Survey of James
Book Type: One of the New Testament's General Epistles; the twentieth book of the New Testament; the fifty-ninth book of the Bible.
Author: James, the half-brother of Jesus, as identified in James 1:1. James was known as a pillar of the faith (Galatians 2:9). James was the also the brother of Jude, the author of the book of Jude (Matthew 13:55; Mark 6:3). The speech given by James in Acts 15 is similar to the points made in this letter. Additional church traditions credit this book to the half-brother of Jesus Christ. Tradition says James died in AD 62 as a martyr for the faith.
Audience: As a General Epistle, James was written "to the twelve tribes in the Dispersion" (James 1:1). The context indicates the audience was Jewish Christians throughout the Roman Empire and beyond. These believers would be encouraged by a letter from the leader of the Jerusalem church and half-brother of Jesus Christ. These believers faced various trials (James 1:2) and needed encouragement to live out the full expression of the gospel (James 1:22).
Date: The book of James would have been written prior to his death in AD 62. This letter makes no mention of the Jerusalem Council (Acts 15) which occurred around AD 49. As a result, many believe James was written between AD 44 and 49. However, any time between the AD 40s and AD 62 is possible. This opens the possibility for James to be the earliest-written book of the New Testament.
Overview: The five chapters of James address many smaller teaching sections, which can be grouped in many different ways. However, five key themes can be identified. The first theme involves enduring trials (James 1:1–18). James teaches his readers to endure trials with joy (James 1:2–4), asking God for wisdom (James 1:5–8), with the right perspective (James 1:9–11). Believers must also understand the power of temptation (James 1:12–15) and be thankful for God's goodness (James 1:16–18).

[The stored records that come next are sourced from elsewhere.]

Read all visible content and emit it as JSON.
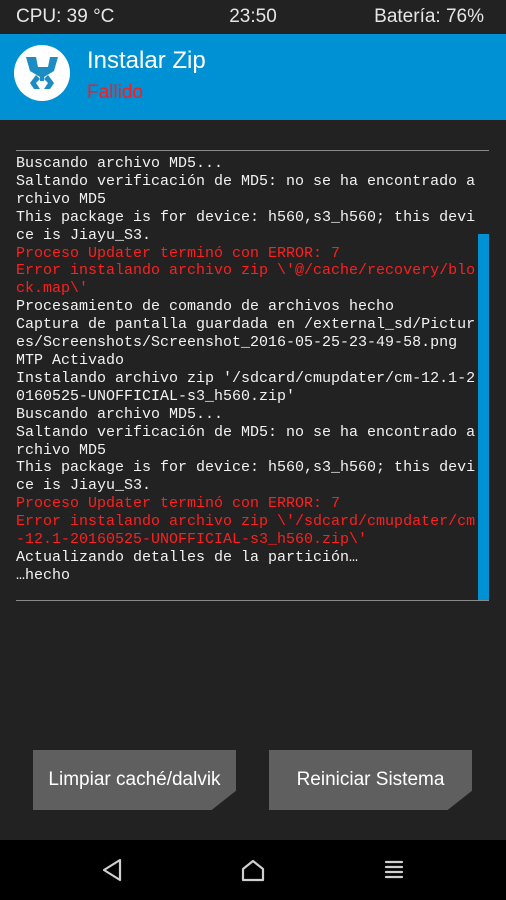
{
  "statusbar": {
    "cpu": "CPU: 39 °C",
    "time": "23:50",
    "battery": "Batería: 76%"
  },
  "header": {
    "title": "Instalar Zip",
    "status": "Fallido",
    "logo_icon": "twrp-logo-icon",
    "bg_color": "#0091d5",
    "status_color": "#ff1a1a"
  },
  "console": {
    "partial_top": "                          ",
    "lines": [
      {
        "text": "Buscando archivo MD5...",
        "error": false
      },
      {
        "text": "Saltando verificación de MD5: no se ha encontrado archivo MD5",
        "error": false
      },
      {
        "text": "This package is for device: h560,s3_h560; this device is Jiayu_S3.",
        "error": false
      },
      {
        "text": "Proceso Updater terminó con ERROR: 7",
        "error": true
      },
      {
        "text": "Error instalando archivo zip \\'@/cache/recovery/block.map\\'",
        "error": true
      },
      {
        "text": "Procesamiento de comando de archivos hecho",
        "error": false
      },
      {
        "text": "Captura de pantalla guardada en /external_sd/Pictures/Screenshots/Screenshot_2016-05-25-23-49-58.png",
        "error": false
      },
      {
        "text": "MTP Activado",
        "error": false
      },
      {
        "text": "Instalando archivo zip '/sdcard/cmupdater/cm-12.1-20160525-UNOFFICIAL-s3_h560.zip'",
        "error": false
      },
      {
        "text": "Buscando archivo MD5...",
        "error": false
      },
      {
        "text": "Saltando verificación de MD5: no se ha encontrado archivo MD5",
        "error": false
      },
      {
        "text": "This package is for device: h560,s3_h560; this device is Jiayu_S3.",
        "error": false
      },
      {
        "text": "Proceso Updater terminó con ERROR: 7",
        "error": true
      },
      {
        "text": "Error instalando archivo zip \\'/sdcard/cmupdater/cm-12.1-20160525-UNOFFICIAL-s3_h560.zip\\'",
        "error": true
      },
      {
        "text": "Actualizando detalles de la partición…",
        "error": false
      },
      {
        "text": "…hecho",
        "error": false
      }
    ]
  },
  "buttons": {
    "wipe_cache": "Limpiar caché/dalvik",
    "reboot_system": "Reiniciar Sistema"
  },
  "navbar": {
    "back_icon": "back-triangle-icon",
    "home_icon": "home-icon",
    "menu_icon": "menu-lines-icon"
  }
}
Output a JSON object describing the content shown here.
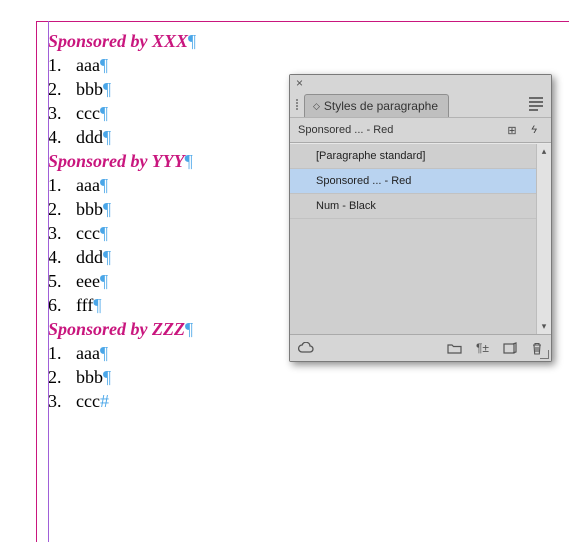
{
  "document": {
    "sections": [
      {
        "heading": "Sponsored by XXX",
        "items": [
          "aaa",
          "bbb",
          "ccc",
          "ddd"
        ],
        "endMarker": "pilcrow"
      },
      {
        "heading": "Sponsored by YYY",
        "items": [
          "aaa",
          "bbb",
          "ccc",
          "ddd",
          "eee",
          "fff"
        ],
        "endMarker": "pilcrow"
      },
      {
        "heading": "Sponsored by ZZZ",
        "items": [
          "aaa",
          "bbb",
          "ccc"
        ],
        "endMarker": "hash"
      }
    ],
    "pilcrow": "¶",
    "hash": "#"
  },
  "panel": {
    "title": "Styles de paragraphe",
    "filter": "Sponsored ... - Red",
    "styles": [
      {
        "label": "[Paragraphe standard]",
        "selected": false
      },
      {
        "label": "Sponsored ... - Red",
        "selected": true
      },
      {
        "label": "Num - Black",
        "selected": false
      }
    ],
    "icons": {
      "close": "×",
      "expander": "◇",
      "newBoxed": "⊞",
      "flash": "⚡",
      "cloud": "☁",
      "folder": "folder",
      "clearOverrides": "¶+",
      "newStyle": "new",
      "trash": "trash"
    }
  }
}
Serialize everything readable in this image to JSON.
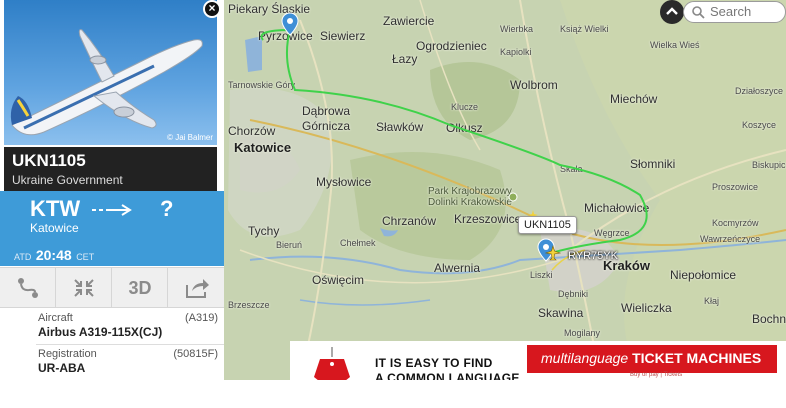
{
  "search": {
    "placeholder": "Search"
  },
  "map": {
    "towns": [
      {
        "name": "Pyrzowice"
      },
      {
        "name": "Siewierz"
      },
      {
        "name": "Zawiercie"
      },
      {
        "name": "Ogrodzieniec"
      },
      {
        "name": "Łazy"
      },
      {
        "name": "Kapiolki"
      },
      {
        "name": "Wierbka"
      },
      {
        "name": "Książ Wielki"
      },
      {
        "name": "Wolbrom"
      },
      {
        "name": "Wielka Wieś"
      },
      {
        "name": "Miechów"
      },
      {
        "name": "Działoszyce"
      },
      {
        "name": "Dąbrowa Górnicza"
      },
      {
        "name": "Sławków"
      },
      {
        "name": "Olkusz"
      },
      {
        "name": "Klucze"
      },
      {
        "name": "Katowice"
      },
      {
        "name": "Mysłowice"
      },
      {
        "name": "Chorzów"
      },
      {
        "name": "Słomniki"
      },
      {
        "name": "Michałowice"
      },
      {
        "name": "Proszowice"
      },
      {
        "name": "Skała"
      },
      {
        "name": "Chrzanów"
      },
      {
        "name": "Krzeszowice"
      },
      {
        "name": "Tychy"
      },
      {
        "name": "Chełmek"
      },
      {
        "name": "Bieruń"
      },
      {
        "name": "Alwernia"
      },
      {
        "name": "Kraków"
      },
      {
        "name": "Liszki"
      },
      {
        "name": "Węgrzce"
      },
      {
        "name": "Oświęcim"
      },
      {
        "name": "Niepołomice"
      },
      {
        "name": "Skawina"
      },
      {
        "name": "Wieliczka"
      },
      {
        "name": "Mogilany"
      },
      {
        "name": "Kocmyrzów"
      },
      {
        "name": "Wawrzeńczyce"
      },
      {
        "name": "Kłaj"
      },
      {
        "name": "Bochnia"
      },
      {
        "name": "Koszyce"
      },
      {
        "name": "Biskupice"
      },
      {
        "name": "Brzeszcze"
      },
      {
        "name": "Piekary Śląskie"
      },
      {
        "name": "Tarnowskie Góry"
      },
      {
        "name": "Dębniki"
      }
    ],
    "park_label": "Park Krajobrazowy Dolinki Krakowskie",
    "selected_flight_tag": "UKN1105",
    "other_flight_tag": "RYR75YK",
    "route_color": "#3fd24a"
  },
  "panel": {
    "photo_credit": "© Jai Balmer",
    "callsign": "UKN1105",
    "airline": "Ukraine Government",
    "from_code": "KTW",
    "from_city": "Katowice",
    "to_code": "?",
    "atd_label": "ATD",
    "atd_time": "20:48",
    "atd_tz": "CET",
    "actions": [
      {
        "icon": "route-icon"
      },
      {
        "icon": "center-icon"
      },
      {
        "label": "3D"
      },
      {
        "icon": "share-icon"
      }
    ],
    "aircraft_label": "Aircraft",
    "aircraft_code": "(A319)",
    "aircraft_value": "Airbus A319-115X(CJ)",
    "registration_label": "Registration",
    "registration_code": "(50815F)",
    "registration_value": "UR-ABA",
    "accent_color": "#3e9bd8"
  },
  "ad": {
    "line1": "IT IS EASY TO FIND",
    "line2": "A COMMON LANGUAGE",
    "brand_italic": "multilanguage",
    "brand_bold": "TICKET MACHINES",
    "sub": "Buy or pay | Tickets"
  }
}
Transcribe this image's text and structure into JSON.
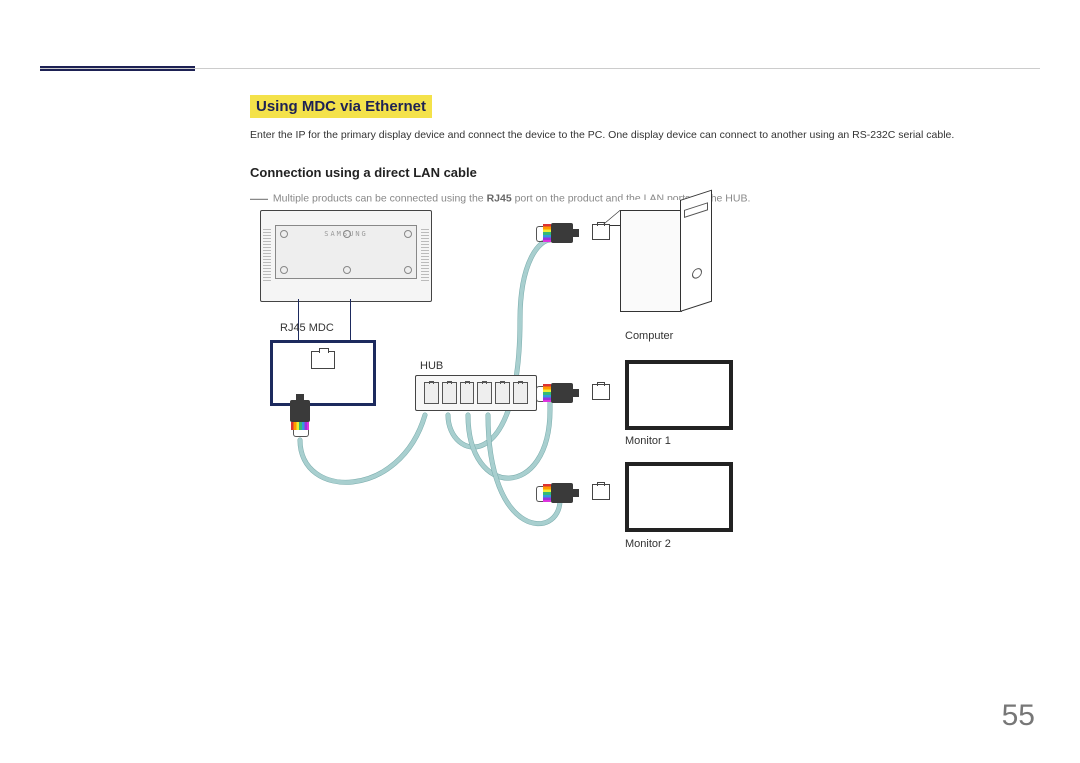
{
  "page": {
    "number": "55"
  },
  "section": {
    "title": "Using MDC via Ethernet",
    "intro": "Enter the IP for the primary display device and connect the device to the PC. One display device can connect to another using an RS-232C serial cable.",
    "sub_heading": "Connection using a direct LAN cable",
    "note_prefix": "―",
    "note_before": "Multiple products can be connected using the ",
    "note_bold": "RJ45",
    "note_after": " port on the product and the LAN ports on the HUB."
  },
  "diagram": {
    "rj45_label": "RJ45 MDC",
    "hub_label": "HUB",
    "computer_label": "Computer",
    "monitor1_label": "Monitor 1",
    "monitor2_label": "Monitor 2",
    "brand_text": "SAMSUNG"
  }
}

The second section focuses on living out God's truth (James 1:19–2:26). This includes handling anger well (James 1:19-21), being actual "doers" of God's words (James 1:22–27), not showing favoritism (James 2:1–13), and showing faith by righteous actions (James 2:14–26).
The third section focuses on wisdom and controlling one's words (James 3). The tongue is said to be powerful, yet also dangerous (James 3:1–12). James also distinguishes between heavenly and human wisdom (James 3:13–18).
The fourth section emphasizes humility (chapter 4). Many live opposed to the Lord as His enemy (James 4:1–6). In contrast, believers are to draw near to God and humble themselves before Him so they may be lifted up (James 4:7–17).
The fifth section emphasizes patience and prayer (James 5). James speaks against rich oppressors (James 5:1–6), extols patience (James 5:7–12), encourages faithful prayer (James 5:13–18), and teaches the need to show love to those in error (James 5:19–20).
Key Verses (ESV):
James 1:2–3: "Count it all joy, my brothers, when you meet trials of various kinds, for you know that the testing of your faith produces steadfastness."
James 1:19: "Know this, my beloved brothers: let every person be quick to hear, slow to speak, slow to anger."
James 2:17–18: "So also faith by itself, if it does not have works, is dead. But someone will say, 'You have faith and I have works.' Show me your faith apart from your works, and I will show you my faith by my works."
James 3:5: "So also the tongue is a small member, yet it boasts of great things. How great a forest is set ablaze by such a small fire!"
James 5:16: "Therefore, confess your sins to one another and pray for one another, that you may be healed. The prayer of a righteous person has great power as it is working."